Zu einem Zeitpunkt, wo Europa schon merklich stöhnt über die angebliche deutsche Vorherrschaft im Euro-Raum, wird diese Forderung nur antideutsche Ressentiments wecken und auf heftigen Widerstand stoßen. Selbst wenn eines sehr fernen Tages dieser Wunsch Realität werden sollte, wird es zu spät sein. Bis dahin wird die EZB selbst schon zur Bad Bank geworden sein, die es zu retten gilt. Erst im Rahmen der dann fälligen finalen Rettungsaktion kann Deutschland den Euro-Partnern die Pistole auf die Brust setzen, um seiner Forderung das nötige "Gewicht" zu verleihen.
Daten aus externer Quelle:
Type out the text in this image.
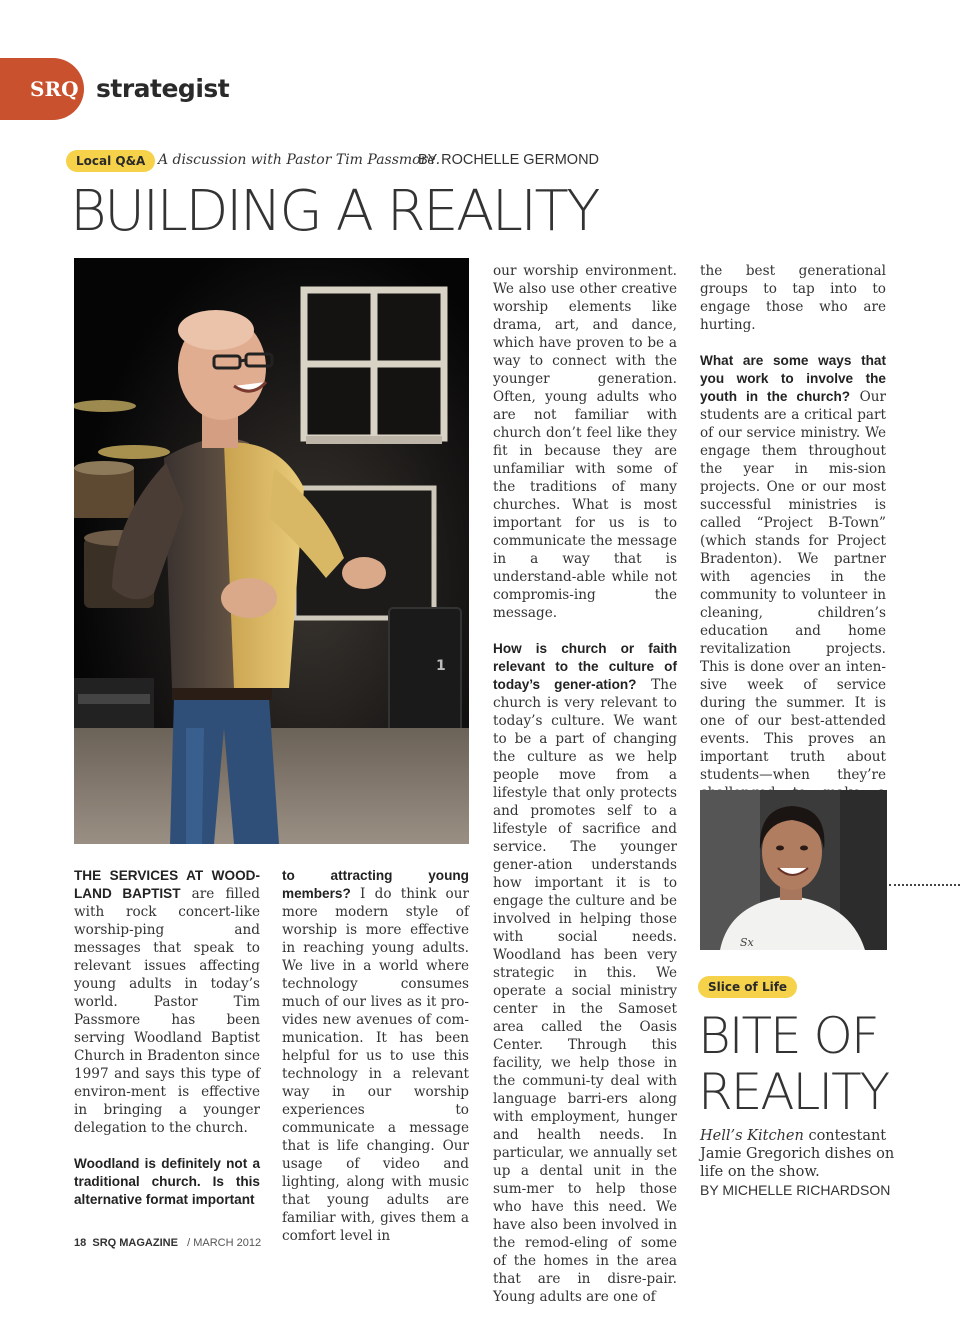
SRQ strategist
Local Q&A A discussion with Pastor Tim Passmore.
BY ROCHELLE GERMOND
BUILDING A REALITY
1

THE SERVICES AT WOOD-LAND BAPTIST are filled with rock concert-like worship-ping and messages that speak to relevant issues affecting young adults in today’s world. Pastor Tim Passmore has been serving Woodland Baptist Church in Bradenton since 1997 and says this type of environ-ment is effective in bringing a younger delegation to the church.

Woodland is definitely not a traditional church. Is this alternative format important

to attracting young members? I do think our more modern style of worship is more effective in reaching young adults. We live in a world where technology consumes much of our lives as it pro-vides new avenues of com-munication. It has been helpful for us to use this technology in a relevant way in our worship experiences to communicate a message that is life changing. Our usage of video and lighting, along with music that young adults are familiar with, gives them a comfort level in

our worship environment. We also use other creative worship elements like drama, art, and dance, which have proven to be a way to connect with the younger generation. Often, young adults who are not familiar with church don’t feel like they fit in because they are unfamiliar with some of the traditions of many churches. What is most important for us is to communicate the message in a way that is understand-able while not compromis-ing the message.

How is church or faith relevant to the culture of today’s gener-ation? The church is very relevant to today’s culture. We want to be a part of changing the culture as we help people move from a lifestyle that only protects and promotes self to a lifestyle of sacrifice and service. The younger gener-ation understands how important it is to engage the culture and be involved in helping those with social needs. Woodland has been very strategic in this. We operate a social ministry center in the Samoset area called the Oasis Center. Through this facility, we help those in the communi-ty deal with language barri-ers along with employment, hunger and health needs. In particular, we annually set up a dental unit in the sum-mer to help those who have this need. We have also been involved in the remod-eling of some of the homes in the area that are in disre-pair. Young adults are one of

the best generational groups to tap into to engage those who are hurting.

What are some ways that you work to involve the youth in the church? Our students are a critical part of our service ministry. We engage them throughout the year in mis-sion projects. One or our most successful ministries is called “Project B-Town” (which stands for Project Bradenton). We partner with agencies in the community to volunteer in cleaning, children’s education and home revitalization projects. This is done over an inten-sive week of service during the summer. It is one of our best-attended events. This proves an important truth about students—when they’re

Sx
Slice of Life
BITE OF
REALITY
Hell’s Kitchen contestant Jamie Gregorich dishes on life on the show.
BY MICHELLE RICHARDSON
18 SRQ MAGAZINE / MARCH 2012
Dass der angestrebte "Machtzuwachs" eigens einer Beschlussempfehlung der Antragskommission für den Parteitag in Leipzig bedarf – anstatt sofort in Brüssel auf eine Änderung zu drängen - zeigt schon, dass auch die führenden Kreise der CDU nicht an einen alsbaldigen Erfolg in der Sache glauben. Die angestrebte Beschlussfassung ist daher eher innenpolitisch zu sehen als untauglicher Versuch der CDU, den Zorn der "Euro-müden" Bürger zu dämpfen. Untauglich deshalb, weil er die Ohnmacht Deutschlands gegenüber dem fragwürdigen Treiben der EZB bezüglich Ankaufs der Euro-Ramschanleihen erst mehr als deutlich unterstreicht. Mit diesem Beschluss legt die CDU den Offenbarungseid ab, indem sie die unzureichende Wahrnehmung deutscher Interessen bei den Verhandlungen über das Euro-Vertragswerk nachträglich einräumen muss.